The Relentless March Of Progress

In America, the march of progress is relentless, and what once was casually assumed be a permanent thing can be wiped clean by new technology or new approaches and vanish without a trace. The latest evidence of that classic aspect of the American Way is that the last freestanding public pay phone booth has been removed from New York City. The phone booth, which was located in Times Square, had become a kind of kitschy tourist attraction before it was hoisted away last month.

According to the Bloomberg article linked above, New York City once had 8,000 freestanding public phone booths. They were a familiar feature on Manhattan street corners. Phone booths were used by superheroes to change clothes, and figured prominently in countless spy dramas and action movies. Bad guys who were planning to commit bad acts used the booths to place anonymous phone calls demanding ransom payments, and spies used the booths as dead drops or meeting places. How many films over the years featured a star rushing to make it to a particular phone booth on a busy street in time to answer a call?

Now New York City is a phone booth-free zone. I’m not sure if there are any phone booths left in Columbus, and I frankly can’t remember the last time I saw a phone booth anywhere.
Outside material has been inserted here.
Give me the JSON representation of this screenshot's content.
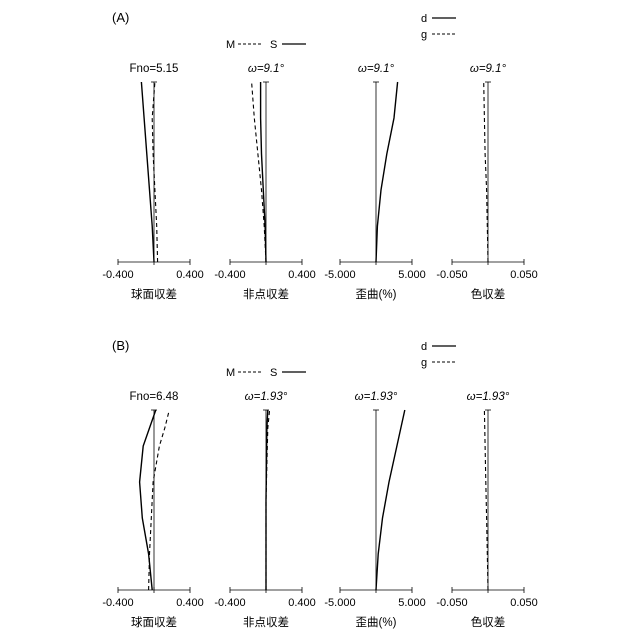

They have been so rare for so long that I wrote about an unexpected sighting of a phone booth in upstate New York in 2011. Of course, screenwriters long ago adapted to the demise of the phone booth by using burner phones as the new anonymous device to move plots along.

In short, phone booths have officially joined the horse and buggy, television static, and Blockbuster stores as relics of a bygone era. That’s the American Way.